There are several levels or degrees of editing restriction selectable in Acrobat, so that status message, "You can edit this document", may only refer to whatever limited things the buyer is allowed to do with the document without entering the random authoring password we added to it.
I think the things you were able to do to the file -- such as adding highlights and strikethroughs, perhaps also including adding notes and annotations -- aren't counted as "editing" the file; they may be things any reader is allowed to add onto their copy of any PDF, much like highlighting or writing margin notes in a printed book or paper draft, or they may be permitted by whatever specific editing restriction settings you have in place. "Editing" in a substantial sense would be changing the existing text-copy or layout, adding/removing/resizing images, adding/removing/reordering pages, that sort of thing. Are you able to do any of those things to your stamped copy, and if so, can you actually save changes?

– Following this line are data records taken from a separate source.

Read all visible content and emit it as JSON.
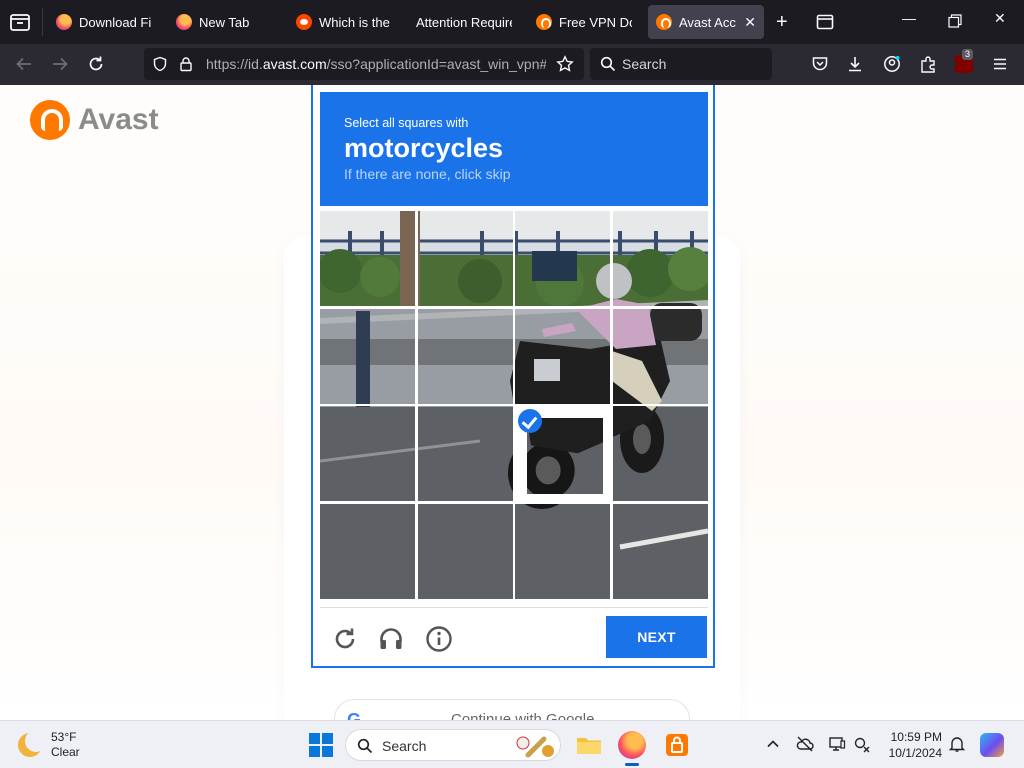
{
  "browser": {
    "tabs": [
      {
        "title": "Download Fire",
        "favicon": "firefox-icon",
        "active": false
      },
      {
        "title": "New Tab",
        "favicon": "firefox-icon",
        "active": false
      },
      {
        "title": "Which is the be",
        "favicon": "reddit-icon",
        "active": false
      },
      {
        "title": "Attention Required",
        "favicon": "none",
        "active": false
      },
      {
        "title": "Free VPN Down",
        "favicon": "avast-icon",
        "active": false
      },
      {
        "title": "Avast Accou",
        "favicon": "avast-icon",
        "active": true
      }
    ],
    "url_prefix": "https://id.",
    "url_domain": "avast.com",
    "url_path": "/sso?applicationId=avast_win_vpn#/",
    "search_placeholder": "Search",
    "extension_badge": "3"
  },
  "page": {
    "logo_text": "Avast",
    "google_button": "Continue with Google",
    "google_letter": "G"
  },
  "captcha": {
    "instruction_small": "Select all squares with",
    "target_word": "motorcycles",
    "hint": "If there are none, click skip",
    "next_label": "NEXT",
    "selected_tiles": [
      10
    ],
    "accent": "#1a73e8"
  },
  "taskbar": {
    "weather_temp": "53°F",
    "weather_desc": "Clear",
    "search_placeholder": "Search",
    "time": "10:59 PM",
    "date": "10/1/2024"
  }
}
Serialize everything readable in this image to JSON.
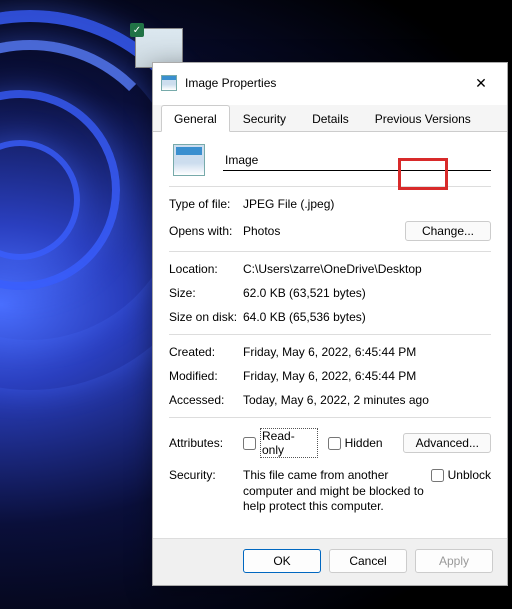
{
  "dialog": {
    "title": "Image Properties",
    "tabs": {
      "general": "General",
      "security": "Security",
      "details": "Details",
      "previous": "Previous Versions"
    },
    "file_name": "Image",
    "fields": {
      "type_label": "Type of file:",
      "type_value": "JPEG File (.jpeg)",
      "opens_label": "Opens with:",
      "opens_value": "Photos",
      "change_btn": "Change...",
      "location_label": "Location:",
      "location_value": "C:\\Users\\zarre\\OneDrive\\Desktop",
      "size_label": "Size:",
      "size_value": "62.0 KB (63,521 bytes)",
      "disk_label": "Size on disk:",
      "disk_value": "64.0 KB (65,536 bytes)",
      "created_label": "Created:",
      "created_value": "Friday, May 6, 2022, 6:45:44 PM",
      "modified_label": "Modified:",
      "modified_value": "Friday, May 6, 2022, 6:45:44 PM",
      "accessed_label": "Accessed:",
      "accessed_value": "Today, May 6, 2022, 2 minutes ago",
      "attributes_label": "Attributes:",
      "readonly_label": "Read-only",
      "hidden_label": "Hidden",
      "advanced_btn": "Advanced...",
      "security_label": "Security:",
      "security_text": "This file came from another computer and might be blocked to help protect this computer.",
      "unblock_label": "Unblock"
    },
    "buttons": {
      "ok": "OK",
      "cancel": "Cancel",
      "apply": "Apply"
    }
  }
}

I'll have to ask Development, but it's possible that any security settings in your original file would be replaced by whatever security settings our PDF Stamper can apply, since the stamper is essentially creating a new PDF for each buyer, by opening your original and adding the stamp to it before re-saving the file to issue to the buyer. Of course, if you want to prevent copy-pasting and/or printing from the buyer's stamped copy, that should preferably be done using the &pdf_allow_copy=n&pdf_allow_print=n parameters in the PDF Stamping URL you configure for the product.